Emerging nations, long allied with these two BRIC states, are showing greater concern for human rights.
South African President Zuma, Brazilan President Rousseff, and Indian Prime Minister Singh at the end of the fifth India-Brazil-South Africa summit in Pretoria / Reuters
The Security Council's recent failure to condemn Bashar al-Assad's brutal crackdown in Syria after months of attacks against unarmed civilians would suggest the case is hopeless. Russia and China vetoed a resolution proposing a process for a negotiated transition to democracy despite full backing from the usually anti-interventionist Arab League. The stalemate raises perennial questions about the international community's ability to respond to crises, the legitimacy of the veto power and the doctrine of responsibility to protect that underpinned intervention in Libya. The Syria vote, however, may have strengthened what appears to be an increasingly common view among the world's emerging democracies: dictators determined to stay in power at any cost are no longer tolerable.

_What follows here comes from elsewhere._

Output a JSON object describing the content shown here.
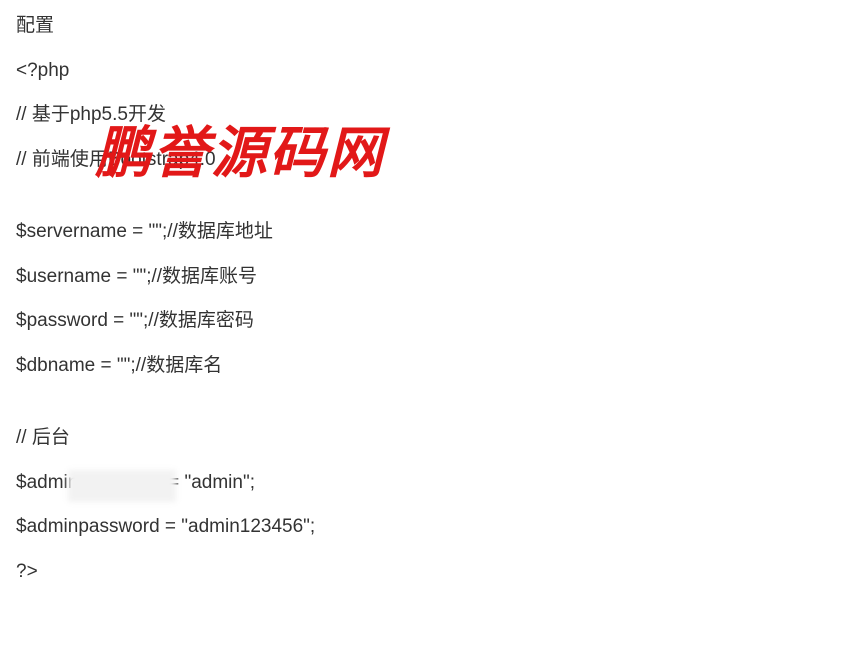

The double veto has made international action in Syria all the more difficult. But it also shows that Russia and China are increasingly isolating themselves from a widening consensus that human-rights violations demand an international response. In one corner, established and newer democracies, more attuned to their voters at home, are under pressure to support movements for universal rights. In the opposite corner, China and Russia are silencing domestic dissent at home while trying to prop up comparable autocrats abroad. This divide became abundantly clear when India and South Africa disassociated themselves from their usual affiliates (BRICS) to support the Security Council resolution on Syria. Brazil likely would have joined its democratic cohorts if it were still on the council.